#44 - Are You a Good (Music) Listener?

Hello,

This edition, long due after a 2.5 months' break, is about good listening. How do you know you are doing a good job listening? What do great listeners do that makes us feel so alive and happy in their company? How can music help you become a better listener?

How do you know you know you are doing a good job listening?

“ ‘How do you know you are doing a good job of listening?’ is one of the best questions to measure empathy. (…) The answer spontaneously given only by highly empathetic people is ‘When the other person keeps talking’ - the empath instinctively leans into the other person’s words.”

- Marcus Buckingham, “Love + Work

Alain de Botton expands on the qualities and skills of a good listener:

“Being a good listener is one of the most important and enchanting life skills anyone can have. Yet few of us know how to do it, not because we are evil but because no one has taught us how and - related point - few have listened sufficiently well to us. So we come to social life greedy to speak rather than listen, hungry to meet others but reluctant to hear them. Friendship degenerates into a socialized egoism (…)

There is a range of things that good listener is doing that makes it so nice to spend time in their company, Without necessarily quite realizing it, we’re often propelled into a conversation by something that feels both urgent and somehow undefined (…)

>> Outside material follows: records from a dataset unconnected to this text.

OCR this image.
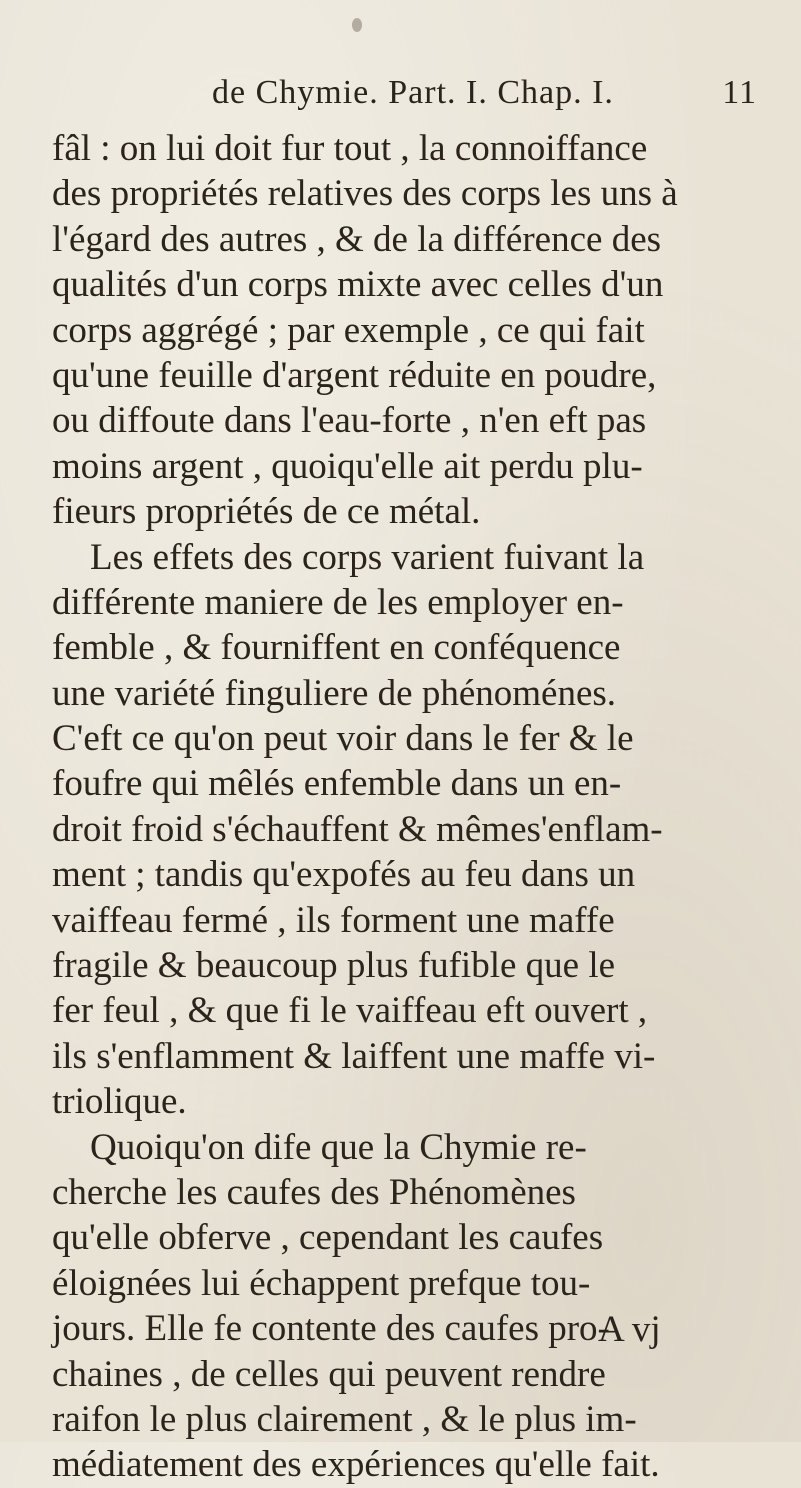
de Chymie. Part. I. Chap. I.	11
fâl : on lui doit fur tout , la connoiffance
des propriétés relatives des corps les uns à
l'égard des autres , & de la différence des
qualités d'un corps mixte avec celles d'un
corps aggrégé ; par exemple , ce qui fait
qu'une feuille d'argent réduite en poudre,
ou diffoute dans l'eau-forte , n'en eft pas
moins argent , quoiqu'elle ait perdu plu-
fieurs propriétés de ce métal.
Les effets des corps varient fuivant la
différente maniere de les employer en-
femble , & fourniffent en conféquence
une variété finguliere de phénoménes.
C'eft ce qu'on peut voir dans le fer & le
foufre qui mêlés enfemble dans un en-
droit froid s'échauffent & mêmes'enflam-
ment ; tandis qu'expofés au feu dans un
vaiffeau fermé , ils forment une maffe
fragile & beaucoup plus fufible que le
fer feul , & que fi le vaiffeau eft ouvert ,
ils s'enflamment & laiffent une maffe vi-
triolique.
Quoiqu'on dife que la Chymie re-
cherche les caufes des Phénomènes
qu'elle obferve , cependant les caufes
éloignées lui échappent prefque tou-
jours. Elle fe contente des caufes pro-
chaines , de celles qui peuvent rendre
raifon le plus clairement , & le plus im-
médiatement des expériences qu'elle fait.
A vj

The good listener knows that we’d ideally move - via conversation with another person - from a confused, agitated state of mind to one that was more focused and (hopefully) more serene. The good listener is bringing to listening an ambition to clear up underlying issues (…)

The good listener is, paradoxically, a skillful interrupter. But they don’t as most people do, interrupt to intrude their own ideas; they interrupt to help the other get back to their original, more sincere yet elusive concern (…)

The good listener doesn’t moralize. They know their own minds well enough not to be surprised or frightened by strangeness. Our vulnerability is something they warm to rather than being appalled by.

When we are in the company of people who listen well, we experience a very powerful pleasure, but too often we don’t really realize what it is about what this person is doing that is so welcome. Listening deserves discovery as one of the keys to good meals, late evenings - and good societies more broadly”

Source: “The School of Life: an Emotional Education

How can music help you become a better listener?

Music can be really alive when there are listeners who are really alive. To listen intently, to listen consciously, to listen with one’s whole intelligence is the least we can do in the furtherance of an art that is one of the glories of mankind.”

These are the final sentences of the book “What to Listen For in Music”. Written by the American composer Aaron Copland 85 years ago, and reedited in 1957, it has not taken any wrinkle. This book is a wonderful companion for a classical music lover. In a friendly, accessible, yet not over-simplistic way, the author step by step unfolds the fundamentals of the craft of music, so that we can become better listeners. Read this book while actually listening to music - there is a playlist at the end of each chapter.

Book Summary + Source: “What to Listen For in Music

Two more books that I love and that can enrich your listening experience:

“Musical meaning is vague, mutable, and, in the end, deeply personal. Still, even if history can never tell us exactly what music means, music can tell us something about history.” This book provides a rich, exciting, and sometimes turbulent context around the musical masterpieces of the 20th century. Your listening will never be the same.

Book: “The Rest is Noise: Listening to the 20th Century”, by Alex Ross

“As Duke Ellington once said: “There are simply two kinds of music, good music, and the other kind.” In that sense, jazz and classical music are fundamentally the same. The pure joy one experiences listening to “good” music transcends questions of genre.

Like love, there can never be too much “good music”. The number of people who use it as a fuel to recharge their appetite for life is beyond counting.”

Book: “Absolutely on Music: Conversations with Seiji Ozawa”, by Haruki Murakami

For all its turbulence, April was the month of sheer musical delight with two exceptional musicians visiting Singapore: Ray CHEN, a discovery for me, and Khatia BUNIATISHVILI, one of my favorite pianists.